About Fractional dose of IPV : As an alternative to the intramuscular injection of a full dose of IPV, countries may consider using fractional doses (1/5 of the full IPV dose) via the intradermal route.In the context of an IPV shortage, countries should consider instituting a 2-dose fractional dose schedule, where feasible, fIPV has been introduced at 6 and 14 weeks in our schedule as recommended by WHO.

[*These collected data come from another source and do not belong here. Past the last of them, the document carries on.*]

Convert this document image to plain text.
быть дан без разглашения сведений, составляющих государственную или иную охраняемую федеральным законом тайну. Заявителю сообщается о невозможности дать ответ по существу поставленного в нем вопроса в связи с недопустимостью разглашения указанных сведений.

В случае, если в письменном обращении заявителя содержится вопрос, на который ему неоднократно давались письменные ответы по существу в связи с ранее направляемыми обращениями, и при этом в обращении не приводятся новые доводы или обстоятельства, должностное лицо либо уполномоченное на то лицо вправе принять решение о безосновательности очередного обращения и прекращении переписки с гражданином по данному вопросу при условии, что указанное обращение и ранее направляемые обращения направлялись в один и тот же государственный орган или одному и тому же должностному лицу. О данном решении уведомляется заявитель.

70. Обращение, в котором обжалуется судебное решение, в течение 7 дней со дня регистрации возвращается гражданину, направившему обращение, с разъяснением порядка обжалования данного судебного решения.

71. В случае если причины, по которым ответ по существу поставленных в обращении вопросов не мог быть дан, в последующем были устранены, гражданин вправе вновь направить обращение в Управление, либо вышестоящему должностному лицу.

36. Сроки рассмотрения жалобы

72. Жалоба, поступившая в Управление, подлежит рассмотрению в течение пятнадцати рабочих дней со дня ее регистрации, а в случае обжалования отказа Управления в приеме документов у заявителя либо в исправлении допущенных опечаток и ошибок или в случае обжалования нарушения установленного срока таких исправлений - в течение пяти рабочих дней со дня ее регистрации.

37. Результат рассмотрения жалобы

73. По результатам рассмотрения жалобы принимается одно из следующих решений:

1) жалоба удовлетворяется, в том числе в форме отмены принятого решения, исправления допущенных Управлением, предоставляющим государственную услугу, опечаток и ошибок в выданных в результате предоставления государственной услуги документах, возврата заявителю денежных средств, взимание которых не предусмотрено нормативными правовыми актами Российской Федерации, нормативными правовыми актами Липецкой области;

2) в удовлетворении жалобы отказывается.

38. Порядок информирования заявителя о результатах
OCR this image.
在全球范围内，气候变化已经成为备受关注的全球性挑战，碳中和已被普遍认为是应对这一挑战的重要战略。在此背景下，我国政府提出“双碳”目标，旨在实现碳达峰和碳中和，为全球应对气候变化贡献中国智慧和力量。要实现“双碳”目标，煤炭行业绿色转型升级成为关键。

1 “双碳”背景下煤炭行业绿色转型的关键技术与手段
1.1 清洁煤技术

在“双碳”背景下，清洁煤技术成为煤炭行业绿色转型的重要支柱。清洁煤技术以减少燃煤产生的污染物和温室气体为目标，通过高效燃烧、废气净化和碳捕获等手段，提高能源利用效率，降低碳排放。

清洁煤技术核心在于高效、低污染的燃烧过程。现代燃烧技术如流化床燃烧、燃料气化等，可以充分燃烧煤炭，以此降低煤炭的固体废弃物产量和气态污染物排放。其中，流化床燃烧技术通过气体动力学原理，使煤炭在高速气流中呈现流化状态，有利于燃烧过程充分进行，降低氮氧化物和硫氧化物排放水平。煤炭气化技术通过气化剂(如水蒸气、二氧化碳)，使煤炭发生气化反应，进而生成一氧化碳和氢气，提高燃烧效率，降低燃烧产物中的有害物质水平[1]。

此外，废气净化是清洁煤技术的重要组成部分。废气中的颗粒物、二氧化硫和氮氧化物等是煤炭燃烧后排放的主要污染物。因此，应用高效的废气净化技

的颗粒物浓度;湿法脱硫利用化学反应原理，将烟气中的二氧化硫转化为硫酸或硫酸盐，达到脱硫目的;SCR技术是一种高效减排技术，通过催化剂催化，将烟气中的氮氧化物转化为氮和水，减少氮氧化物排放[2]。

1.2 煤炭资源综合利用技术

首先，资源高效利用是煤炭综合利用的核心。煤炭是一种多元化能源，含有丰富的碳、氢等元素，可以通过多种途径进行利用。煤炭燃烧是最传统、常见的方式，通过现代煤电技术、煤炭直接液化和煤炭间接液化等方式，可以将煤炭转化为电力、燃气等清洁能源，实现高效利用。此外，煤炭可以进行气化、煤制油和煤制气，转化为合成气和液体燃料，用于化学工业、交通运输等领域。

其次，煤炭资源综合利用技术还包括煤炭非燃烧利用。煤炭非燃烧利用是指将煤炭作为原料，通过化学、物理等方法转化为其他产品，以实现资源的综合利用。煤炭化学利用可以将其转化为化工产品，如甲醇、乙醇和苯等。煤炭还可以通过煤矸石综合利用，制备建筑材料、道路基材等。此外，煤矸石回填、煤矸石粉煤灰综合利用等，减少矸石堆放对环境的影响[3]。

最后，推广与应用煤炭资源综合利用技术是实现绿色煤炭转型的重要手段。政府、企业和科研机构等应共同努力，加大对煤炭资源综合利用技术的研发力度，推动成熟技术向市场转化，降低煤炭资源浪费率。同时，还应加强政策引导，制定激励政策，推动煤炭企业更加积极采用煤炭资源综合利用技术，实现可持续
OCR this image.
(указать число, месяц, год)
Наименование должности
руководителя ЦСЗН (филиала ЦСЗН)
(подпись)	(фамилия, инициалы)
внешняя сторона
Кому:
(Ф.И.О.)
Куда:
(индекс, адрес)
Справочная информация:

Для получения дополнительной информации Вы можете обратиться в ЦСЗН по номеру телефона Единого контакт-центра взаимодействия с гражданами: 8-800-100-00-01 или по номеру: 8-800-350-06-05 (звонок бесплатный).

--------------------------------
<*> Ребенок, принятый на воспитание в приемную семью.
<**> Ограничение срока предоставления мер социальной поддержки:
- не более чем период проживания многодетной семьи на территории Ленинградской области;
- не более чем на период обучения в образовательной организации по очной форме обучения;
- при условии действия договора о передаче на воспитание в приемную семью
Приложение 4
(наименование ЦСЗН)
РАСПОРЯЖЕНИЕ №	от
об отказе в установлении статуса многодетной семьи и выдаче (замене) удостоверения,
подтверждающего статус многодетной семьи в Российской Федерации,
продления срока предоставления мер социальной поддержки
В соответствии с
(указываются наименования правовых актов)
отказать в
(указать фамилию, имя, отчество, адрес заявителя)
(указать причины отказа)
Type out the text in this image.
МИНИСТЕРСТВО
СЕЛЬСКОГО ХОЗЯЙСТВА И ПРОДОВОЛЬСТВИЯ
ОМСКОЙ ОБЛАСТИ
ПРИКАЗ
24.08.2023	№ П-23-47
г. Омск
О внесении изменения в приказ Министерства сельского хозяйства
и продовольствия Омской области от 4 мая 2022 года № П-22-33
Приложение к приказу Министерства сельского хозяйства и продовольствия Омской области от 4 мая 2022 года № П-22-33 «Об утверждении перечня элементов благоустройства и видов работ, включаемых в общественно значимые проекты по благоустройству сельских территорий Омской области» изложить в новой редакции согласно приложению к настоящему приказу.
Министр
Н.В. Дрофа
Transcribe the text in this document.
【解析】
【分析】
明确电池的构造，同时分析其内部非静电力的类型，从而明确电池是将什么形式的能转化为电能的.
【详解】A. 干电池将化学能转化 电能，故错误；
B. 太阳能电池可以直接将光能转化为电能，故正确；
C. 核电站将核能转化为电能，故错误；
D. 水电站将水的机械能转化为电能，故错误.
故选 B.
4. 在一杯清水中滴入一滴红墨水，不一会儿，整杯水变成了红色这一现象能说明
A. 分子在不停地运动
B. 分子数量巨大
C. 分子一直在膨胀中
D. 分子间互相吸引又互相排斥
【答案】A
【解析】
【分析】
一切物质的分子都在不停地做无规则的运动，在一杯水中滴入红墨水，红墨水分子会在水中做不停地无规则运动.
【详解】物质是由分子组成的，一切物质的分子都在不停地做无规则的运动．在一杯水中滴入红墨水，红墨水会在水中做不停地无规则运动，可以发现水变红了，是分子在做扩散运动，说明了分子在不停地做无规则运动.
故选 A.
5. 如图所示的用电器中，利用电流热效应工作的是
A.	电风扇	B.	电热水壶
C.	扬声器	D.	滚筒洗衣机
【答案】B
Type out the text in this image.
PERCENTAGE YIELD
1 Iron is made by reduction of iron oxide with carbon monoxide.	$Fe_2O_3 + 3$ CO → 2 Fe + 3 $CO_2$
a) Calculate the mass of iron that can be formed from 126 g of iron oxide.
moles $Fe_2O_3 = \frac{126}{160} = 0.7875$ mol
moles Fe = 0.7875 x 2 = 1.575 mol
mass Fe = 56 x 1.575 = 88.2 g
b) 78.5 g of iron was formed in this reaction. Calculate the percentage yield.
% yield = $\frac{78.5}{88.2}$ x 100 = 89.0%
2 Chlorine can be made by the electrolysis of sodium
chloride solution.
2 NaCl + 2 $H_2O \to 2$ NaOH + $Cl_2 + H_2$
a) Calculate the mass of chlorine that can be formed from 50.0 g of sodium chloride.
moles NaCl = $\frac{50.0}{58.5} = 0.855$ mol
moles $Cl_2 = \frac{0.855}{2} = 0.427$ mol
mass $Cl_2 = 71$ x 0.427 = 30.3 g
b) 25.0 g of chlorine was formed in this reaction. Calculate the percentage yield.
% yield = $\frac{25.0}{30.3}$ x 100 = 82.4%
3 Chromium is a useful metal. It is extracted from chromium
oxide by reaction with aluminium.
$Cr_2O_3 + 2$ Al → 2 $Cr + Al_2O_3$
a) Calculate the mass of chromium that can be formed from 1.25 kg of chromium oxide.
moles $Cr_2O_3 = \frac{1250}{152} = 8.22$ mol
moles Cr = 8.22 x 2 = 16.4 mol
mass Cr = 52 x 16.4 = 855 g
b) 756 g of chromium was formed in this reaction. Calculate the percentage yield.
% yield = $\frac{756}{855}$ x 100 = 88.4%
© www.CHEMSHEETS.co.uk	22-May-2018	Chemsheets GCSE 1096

The New Immunization schedule of Nepal ( NIP): 2018
NIP activity history
|1979||Started immunization program with BCG and OPV in three districts.|
|1988||Nationwide immunization program with BCG, OPV, DTP, Measles.|
|1996||First nationwide polio immunization campaign.|
||Polio Eradication Nepal (PEN) was established with four surveillance field offices. Nepal National Certification Committee was formed. Surveillance Medical Officers hired by WHO to support polio eradication activities. International and national review for polio eradication initiatives|
||Last reported indigenous case of poliomyelitis in Nepal.|
||Program expands to 14 surveillance field offices (10 in 2005). National Expert Review Committee starts virological classification of AFP cases. AFP surveillance achieves internationally accepted standards.|
|2002||National Task Force for Laboratory Containment of wild poliovirus formed. TT campaign was initiated (2002-2004, for age 11 to 39 and 15 to 45 years)|
|2003||Measles and tetanus surveillance integrated into AFP surveillance network. National Public Health Laboratory accredited by WHO as a National Laboratory for Measles surveillance. National immunization injection safety policy Hepatitis B included in the routine immunization schedule.|
||Surveillance for acute encephalitis syndrome (AES) for Japanese encephalitis (JE) integrated into AFP surveillance. Nationwide Measles catch up immunization campaign initiated (2004-2005, in three phases).|
|2005||Neonatal tetanus elimination achieved. Sentinel surveillance for Haemophilus Influenzae type b initiated. Immunization Officers hired to support routine immunization. School immunization was initiated with TT for student (grade 1, 2 and 3) in 8 districts|
|2006||Japanese encephalitis catch up campaigns initiated in high risk districts. International and national AFP surveillance review.|
|2007||Measles case-based surveillance initiated.|
|2008||Measles follow up campaign integrated with OPV nationwide (in two phases). Rubella burden of disease studies initiated. National Committee for Immunization Practice Formed.|
|2009||Hib vaccine included in the routine immunization schedule. JE vaccine included in the routine immunization schedule in 17 districts that completed catch up campaigns. EPI coverage survey. Sentinel surveillance site for rotavirus initiated. Sentinel sites for Hib disease expanded to include pneumococcal disease. Initiated pneumonia surveillance to support H5N1, H1N1 influenza through AFP surveillance network. Provided technical support for cholera outbreak in Mid West Development Region.|
|2010||International and national review of vaccine preventable diseases and EPI.|
COMPILED by Dr Sujit Shrestha
Dr. Sujit Sherestha – this is great information, thank you for sharing. How about the Pneumococcal vaccine in children? Has that been incorporated in the routine immunization?
Yes, PCV10 is now given at 6 weeks, 10 weeks and 9 months.